Crying and the Personal Torturer!
- lisaglatstein
- Jun 8, 2021
- 3 min read
I've been a PT for 31 years. In that time I've been called a lot of things. But most commonly I've been called the personal torturer or physical terrorist! It doesn't make me feel great about what I do. I know people come to see me and some of their issues are going to result in pain. When I worked with adults we used pain medicine, ice, heat and other modalities to decrease pain. Often times it isn't that effective but the exercises are necessary and folks can be reasoned with.
But babies are a totally different story. By nature babies cry. Its their only form of communication when something goes wrong in their world. Its how they tell us they're hungry or wet or tired or they just need us. It's also how they tell us that the exercise we're doing with them is HARD. It's their way of calling us Personal Torturer! (Don't you call your trainer nasty names??)
So how do I deal with crying babies??? I promise I'm not losing my hearing. I hear your baby crying during therapy. Is it as hard on me as it is on Mom??? No, but I have children of my own and at 21 and 24 years old I still have to endure their tears and it is like a stake to the heart. So I empathize with you and I don't want to cause undue stress on my client's parents.
My hope is always to have a wonderful session with a smiling baby who responds beautifully to all my handling skills. It doesn't always happen. Sometimes baby is tired or hungry. Sometimes baby is cutting teeth or brewing an ear infection or fever. Sometimes recent immunizations are causing baby to feel poorly. So many variables can affect our session but there are some things we can do.
First thing I ask... arrive on time for my session. It gives me time to ease into my planned activities. I can take time to allow your baby to wake up. I can hold your baby and gain their trust. I can sing a song or blow bubbles before getting to more unpleasant tasks like stretching, tummy time, crawling. If our time is cut short, I have to "get down to business".
Second thing... feel free to bring feedings, pacifiers, lovies and favorite toys. I'll use anything it takes to make your baby feel happy, safe and calm. We will find a way to incorporate our "therapy" activities into your baby's routine so that they don't realize they are working.
And last... trust me and your baby to determine if the crying is just a little fussing because the task is difficult or true distress. Remember, you did not bring your baby to me to practice tasks that they have already mastered. We are working on new skills. We are using weak or tight muscles. Your baby may have difficulty tolerating movement - think about how people who hate roller coasters feel when the bottom drops!! This is not a cry in pain. This is baby telling us this movement feels different than anything they've yet experienced. I guarantee once they get the hang of independent movement you will see a completely different reaction. Everybody loves independence and when we can teach your baby how to roll over or crawl on its own he will be the happiest baby ever.

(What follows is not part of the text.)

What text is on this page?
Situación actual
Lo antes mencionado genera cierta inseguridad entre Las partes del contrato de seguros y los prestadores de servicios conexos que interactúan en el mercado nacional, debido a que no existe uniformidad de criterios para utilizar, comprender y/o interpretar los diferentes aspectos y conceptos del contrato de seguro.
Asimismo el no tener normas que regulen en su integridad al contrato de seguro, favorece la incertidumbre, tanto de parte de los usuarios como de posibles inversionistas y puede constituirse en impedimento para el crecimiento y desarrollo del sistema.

As a parent, feel free to ask to comfort your baby during therapy. Often I will have a parent perform the therapy techniques if it feel like the baby is not responding well to strangers. (HINT: I always invite parents, grandparents and caregivers into my sessions. You are there to LEARN and should not be asked to leave a 0-24 months old during therapy.) Trust the process. I often tell parents that a baby may cry the first time an activity is introduced but will often willingly repeat that activity at home after the session, once they've processed it or are in their safe environment. (Feel free to text me and brag on your child later in the day. I love to get video of your baby succeeding.) You didn't learn difficult tasks in 60 minutes and your baby won't either. We're in this together and will work it out. Does the crying ever affect us less? NO but the pride of watching your child persevere and progress will help!